How do you temper chocolate? Why is chocolate tempering important?


----------



## m brown (May 29, 1999)

chocolate contains cocoa butter, sugar and cocoa solids. 
the fats are melted at different temps and are unstable. 
the sugar also melts at a different temp than the fats. 
to stablize the mix you must melt the chocolate to not more than 122 f, cool 1/2 to 85 f and combine to 100 - 110 f. 
this can be done by melting 3/4 of your chocolate to 120f, adding 1/4 of the remaining chocolate fine chop and mixing by hand with a wooden or rubber spatula no whipping or frothing needed. 
this method is called seeding and is quite easy as tempering goes.
you may also table the chocolate by melting the chocolate to 120, pouring half onto a clean, cool marble and moving it about with an off set spatula and adding back to warm chocolate when it begins to thicken. 
the chocolate should feel slightly cool to your lower lip or the flesh on your knucle. 
you can tell if the chocolate is ready by dipping a clean palate knife into the chocolate and set it down in a cool place, if the choc becomes dry and has a beautiful sheen, good to go.
this is a technique and must be done many times to do with ease. 

find dessert circus by jacques torres, he has a good description. 
what is your application? professional or for fun?
there are many methods, please read up.


----------



## bakerchik (Feb 7, 2001)

Thanks m brown.
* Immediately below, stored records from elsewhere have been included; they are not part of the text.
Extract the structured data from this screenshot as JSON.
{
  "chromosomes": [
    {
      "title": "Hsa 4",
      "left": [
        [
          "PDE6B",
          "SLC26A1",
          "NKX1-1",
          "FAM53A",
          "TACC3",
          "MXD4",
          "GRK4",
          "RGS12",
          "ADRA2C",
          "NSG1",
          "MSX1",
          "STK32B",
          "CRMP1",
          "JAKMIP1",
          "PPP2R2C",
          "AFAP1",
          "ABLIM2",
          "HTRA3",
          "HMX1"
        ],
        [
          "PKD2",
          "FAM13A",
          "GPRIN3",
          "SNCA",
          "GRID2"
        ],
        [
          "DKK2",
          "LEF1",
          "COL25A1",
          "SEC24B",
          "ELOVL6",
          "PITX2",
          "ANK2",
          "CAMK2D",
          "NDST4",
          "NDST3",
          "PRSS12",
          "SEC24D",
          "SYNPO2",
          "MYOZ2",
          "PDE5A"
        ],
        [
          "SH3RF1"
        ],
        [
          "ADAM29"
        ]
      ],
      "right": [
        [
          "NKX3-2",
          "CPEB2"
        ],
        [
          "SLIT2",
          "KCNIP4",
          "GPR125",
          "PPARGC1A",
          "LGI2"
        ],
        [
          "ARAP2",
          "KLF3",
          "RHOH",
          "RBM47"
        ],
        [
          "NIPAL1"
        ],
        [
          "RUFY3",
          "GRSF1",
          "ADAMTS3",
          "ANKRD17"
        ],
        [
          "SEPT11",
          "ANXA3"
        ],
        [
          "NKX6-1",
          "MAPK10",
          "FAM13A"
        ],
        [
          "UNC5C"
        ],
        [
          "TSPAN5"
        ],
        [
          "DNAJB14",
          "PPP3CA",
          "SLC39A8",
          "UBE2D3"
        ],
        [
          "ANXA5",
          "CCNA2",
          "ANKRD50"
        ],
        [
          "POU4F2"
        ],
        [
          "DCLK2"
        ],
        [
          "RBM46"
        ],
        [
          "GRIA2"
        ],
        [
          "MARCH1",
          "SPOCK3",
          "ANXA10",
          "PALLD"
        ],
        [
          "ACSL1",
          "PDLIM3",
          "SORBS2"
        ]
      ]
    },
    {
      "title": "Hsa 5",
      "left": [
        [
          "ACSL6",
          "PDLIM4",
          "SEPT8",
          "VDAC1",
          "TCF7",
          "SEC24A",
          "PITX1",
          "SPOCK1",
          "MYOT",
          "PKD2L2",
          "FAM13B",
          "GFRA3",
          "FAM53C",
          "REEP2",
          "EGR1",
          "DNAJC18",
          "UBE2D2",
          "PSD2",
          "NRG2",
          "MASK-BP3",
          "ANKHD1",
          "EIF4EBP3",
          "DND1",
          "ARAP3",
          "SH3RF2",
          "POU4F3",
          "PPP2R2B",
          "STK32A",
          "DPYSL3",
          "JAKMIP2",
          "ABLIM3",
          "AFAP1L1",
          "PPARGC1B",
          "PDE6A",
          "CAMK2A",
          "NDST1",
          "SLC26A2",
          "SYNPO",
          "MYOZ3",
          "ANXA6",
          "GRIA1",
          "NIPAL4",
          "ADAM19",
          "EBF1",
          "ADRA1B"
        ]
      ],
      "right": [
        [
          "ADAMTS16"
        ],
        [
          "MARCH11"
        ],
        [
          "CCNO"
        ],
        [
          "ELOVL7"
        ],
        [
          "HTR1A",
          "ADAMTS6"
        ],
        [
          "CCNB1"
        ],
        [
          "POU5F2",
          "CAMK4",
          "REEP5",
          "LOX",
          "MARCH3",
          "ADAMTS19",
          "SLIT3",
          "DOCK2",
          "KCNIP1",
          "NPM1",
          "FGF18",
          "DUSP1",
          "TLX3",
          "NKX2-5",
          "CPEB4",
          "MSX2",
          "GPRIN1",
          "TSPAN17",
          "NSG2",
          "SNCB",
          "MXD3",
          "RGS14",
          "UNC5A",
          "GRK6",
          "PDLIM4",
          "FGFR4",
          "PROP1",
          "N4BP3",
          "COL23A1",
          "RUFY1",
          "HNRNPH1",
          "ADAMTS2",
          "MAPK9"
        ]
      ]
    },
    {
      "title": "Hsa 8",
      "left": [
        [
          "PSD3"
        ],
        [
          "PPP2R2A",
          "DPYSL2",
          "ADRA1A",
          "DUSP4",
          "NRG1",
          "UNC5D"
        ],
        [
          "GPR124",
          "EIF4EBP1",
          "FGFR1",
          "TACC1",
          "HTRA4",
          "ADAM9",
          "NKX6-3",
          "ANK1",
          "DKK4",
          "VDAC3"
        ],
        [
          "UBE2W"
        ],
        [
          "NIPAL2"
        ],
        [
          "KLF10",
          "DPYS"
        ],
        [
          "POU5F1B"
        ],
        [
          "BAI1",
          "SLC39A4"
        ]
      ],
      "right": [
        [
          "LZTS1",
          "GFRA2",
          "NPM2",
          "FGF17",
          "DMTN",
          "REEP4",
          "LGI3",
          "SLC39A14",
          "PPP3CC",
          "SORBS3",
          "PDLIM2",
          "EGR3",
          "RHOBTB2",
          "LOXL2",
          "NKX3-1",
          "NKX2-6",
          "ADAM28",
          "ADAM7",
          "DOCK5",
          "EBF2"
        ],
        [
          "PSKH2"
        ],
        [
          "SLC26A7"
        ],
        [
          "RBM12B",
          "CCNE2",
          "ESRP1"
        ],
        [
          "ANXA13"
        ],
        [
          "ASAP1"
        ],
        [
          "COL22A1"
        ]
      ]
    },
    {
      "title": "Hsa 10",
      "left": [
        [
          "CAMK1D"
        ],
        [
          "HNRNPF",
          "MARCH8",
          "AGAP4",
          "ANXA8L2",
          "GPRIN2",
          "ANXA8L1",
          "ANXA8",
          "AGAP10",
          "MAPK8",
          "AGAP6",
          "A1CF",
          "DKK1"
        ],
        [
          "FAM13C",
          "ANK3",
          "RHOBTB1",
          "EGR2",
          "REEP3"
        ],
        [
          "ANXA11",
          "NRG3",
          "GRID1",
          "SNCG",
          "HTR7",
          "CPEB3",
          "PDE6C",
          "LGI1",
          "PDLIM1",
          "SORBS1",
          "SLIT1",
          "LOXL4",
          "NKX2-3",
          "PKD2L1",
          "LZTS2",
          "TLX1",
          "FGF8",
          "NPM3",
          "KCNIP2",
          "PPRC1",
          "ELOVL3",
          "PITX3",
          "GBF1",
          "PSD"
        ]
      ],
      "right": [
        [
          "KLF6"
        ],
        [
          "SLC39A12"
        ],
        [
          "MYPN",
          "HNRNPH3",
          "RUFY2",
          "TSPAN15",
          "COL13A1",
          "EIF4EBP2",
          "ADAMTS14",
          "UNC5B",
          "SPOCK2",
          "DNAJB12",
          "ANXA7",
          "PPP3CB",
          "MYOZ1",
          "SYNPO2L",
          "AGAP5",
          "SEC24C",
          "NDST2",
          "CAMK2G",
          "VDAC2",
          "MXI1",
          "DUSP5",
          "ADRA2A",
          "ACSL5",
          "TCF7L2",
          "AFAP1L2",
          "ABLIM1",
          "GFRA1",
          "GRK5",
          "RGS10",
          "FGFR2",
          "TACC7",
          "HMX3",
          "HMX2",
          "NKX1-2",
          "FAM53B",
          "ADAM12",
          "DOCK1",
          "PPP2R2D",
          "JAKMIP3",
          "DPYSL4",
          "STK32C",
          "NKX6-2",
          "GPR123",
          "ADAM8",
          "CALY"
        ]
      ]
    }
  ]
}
I wanted to know for fun and because i'm sure it would come in handy to know eventually. I actually saw a show on the food network with jacques torres. He was explaining how to temper chocolate and showed how to using the cool marble but i was making cookies and only half paid attention. It sparked my interest though so i figured i'd follow it up.


----------



## lorib (Jan 3, 2001)

What a beautiful picture!

Why can't I figure out how to put the gremlins in my tesxt anymore? What happened to the "hopper"? Duh.....

[ 02-13-2001: Message edited by: LoriB ]


----------



## seattledeb (Nov 5, 2000)

I'll take the banana split in that picture of no one else wants it


----------



## cape chef (Jul 31, 2000)

Deb,

I think there enough to share..Yum  
cc


----------